I picked up a couple of tasks that came in to help my team out.  I know were short staffed today.  1 person on vacation.  1 person working a 1/2 day, came in late this morning.  Me in training, leaves the boss pretty much on his own.  Not that he can’t handle it but every chance I get to shine, I try my best.  I’ve got the customer service part down pat and that is something that my team needs – it helps us look better and in turn it will all trickle back to each of us in the end.  I just love helping people, especially when it’s a task I am familiar with and can accomplish on my own.  I prefer each interaction be something that I can deal with on my own, but realize that won’t always be the case.  I take everything I can get my hands on because eventually the time will come when I am all by myself and will have to make decisions on my own.  It’s been about 3 months and I feel pretty good about this step forward I took.  I feel like I am just getting started on the road to greatness.  If you truly reap what you sow then I should be in for one enjoyable ride!  Tomorrow will mark my 2 year anniversary and there are only 2 of us that are still here from the group that I started with.  That 2 will most likely change to 1 leaving me as the sole survivor.  The other person that is here wants out of this place and has had a miserable experience.  I think that person looks at things too granular and thereby creates their own drama.  If your going to leave, do it and let’s get on with it.  Otherwise, do your job, put in your time and go home.  Their job compared to mine is easy as pie, then again they probably don’t make what I do.

Moving on to men, one of my favorite subjects.  I saw yesterday on the Steve Harvey show he was having a Man Crush Monday, where he was showing off some models from his first ever man candy calendar.  Wow, there were some good lookers there.  If you visit his website at steveharveytv.com you can download a copy of the calendar for free.  It comes in PDF form, when it first displays you think it’s upside down but that is the back page.  Scroll down and you will get to see all of the hunky goodness that are muscles and shirtless men!  I’ve been super horny lately not sure if it’s just something in the air or the lack of physical action by another man in my life.

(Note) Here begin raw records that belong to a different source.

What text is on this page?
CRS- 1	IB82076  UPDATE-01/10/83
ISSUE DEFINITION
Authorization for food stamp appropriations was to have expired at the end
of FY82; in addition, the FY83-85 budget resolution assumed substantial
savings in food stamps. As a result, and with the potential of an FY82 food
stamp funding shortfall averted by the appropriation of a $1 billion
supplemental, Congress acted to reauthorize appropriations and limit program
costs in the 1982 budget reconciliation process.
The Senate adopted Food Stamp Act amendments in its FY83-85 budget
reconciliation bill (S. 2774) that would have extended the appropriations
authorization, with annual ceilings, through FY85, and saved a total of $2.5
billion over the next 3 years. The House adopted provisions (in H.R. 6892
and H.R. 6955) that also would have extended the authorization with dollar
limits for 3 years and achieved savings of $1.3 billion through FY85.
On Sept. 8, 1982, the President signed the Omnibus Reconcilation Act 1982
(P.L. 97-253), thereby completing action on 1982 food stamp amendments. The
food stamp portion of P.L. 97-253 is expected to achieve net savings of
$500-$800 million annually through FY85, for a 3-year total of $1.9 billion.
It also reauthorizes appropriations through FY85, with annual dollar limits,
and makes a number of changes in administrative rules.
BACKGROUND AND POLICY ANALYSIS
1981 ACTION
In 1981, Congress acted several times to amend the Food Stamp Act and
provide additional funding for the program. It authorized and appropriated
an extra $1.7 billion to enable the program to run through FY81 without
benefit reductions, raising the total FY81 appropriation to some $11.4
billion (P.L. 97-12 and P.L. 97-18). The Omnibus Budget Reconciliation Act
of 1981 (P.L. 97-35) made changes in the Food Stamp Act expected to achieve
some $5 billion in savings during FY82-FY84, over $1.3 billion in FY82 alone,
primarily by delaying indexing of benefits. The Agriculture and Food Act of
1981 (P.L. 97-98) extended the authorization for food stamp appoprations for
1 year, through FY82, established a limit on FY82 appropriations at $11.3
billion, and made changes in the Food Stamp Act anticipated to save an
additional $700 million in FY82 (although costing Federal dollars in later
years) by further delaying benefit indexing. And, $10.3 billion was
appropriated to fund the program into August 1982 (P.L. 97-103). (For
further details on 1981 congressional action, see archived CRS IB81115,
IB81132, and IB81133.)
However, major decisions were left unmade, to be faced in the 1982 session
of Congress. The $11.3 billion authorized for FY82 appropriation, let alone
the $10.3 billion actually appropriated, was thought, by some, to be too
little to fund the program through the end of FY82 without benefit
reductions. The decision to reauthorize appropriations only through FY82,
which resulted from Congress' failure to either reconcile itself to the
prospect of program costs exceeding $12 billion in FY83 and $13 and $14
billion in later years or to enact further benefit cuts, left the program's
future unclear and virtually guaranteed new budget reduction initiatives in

I have wondered on more than one occasion if I will be by myself for the rest of my life or if I will find love in another man.  It’s not that I am not trying, but it’s not that I am desperate as well.  I mean I am desperate but I try not to convey it and I am not at the local gay bar looking to pick someone up for a 1 night stand.  I deleted Grindr and Scruff which are both hook up apps from my phone.  I have more dating oriented apps on my phone, but I still have Tindr which can be used for dating or hooking up.  Not much luck but I have talked with some interesting people.  That in part is why I made the move on the waiter.  It’s bold and quick, you never know unless you try.  That is one hell of a self confidence booster when you hear yes, but still even if you get a no – you can look back and say wow I went for it.  That is only the 2nd time I’ve done that but I suspect that I will be making that move more often when I see a good looking guy in the right circumstances, so long as I don’t get punched in the face or shot, I will keep going.  It is risky but then again there is risk involved in every part of life, it’s mostly transparent and you don’t see it until it’s obvious.  We all take a chance from the moment we get out of bed until the moment we go to bed.  We all encounter various levels of risk everyday from slipping in the tub, cutting your self with a knife, falling on the steps, wrecking your car, getting hit in the crosswalk or showing up at work only to learn that one of your co-workers went nuts and decided to shoot the place up.  See risk like oxygen is everywhere, if you allow it to, it can paralyze you – you have to take power over it and live your life.  Mitigate what you can and keep on moving, that is my philosophy.  

Well lunch time is almost over with and training will be starting up again so guess I will wrap this up.  Hope your all having a great Tuesday.  Thanks for listening to my babble.  Onward and Upward!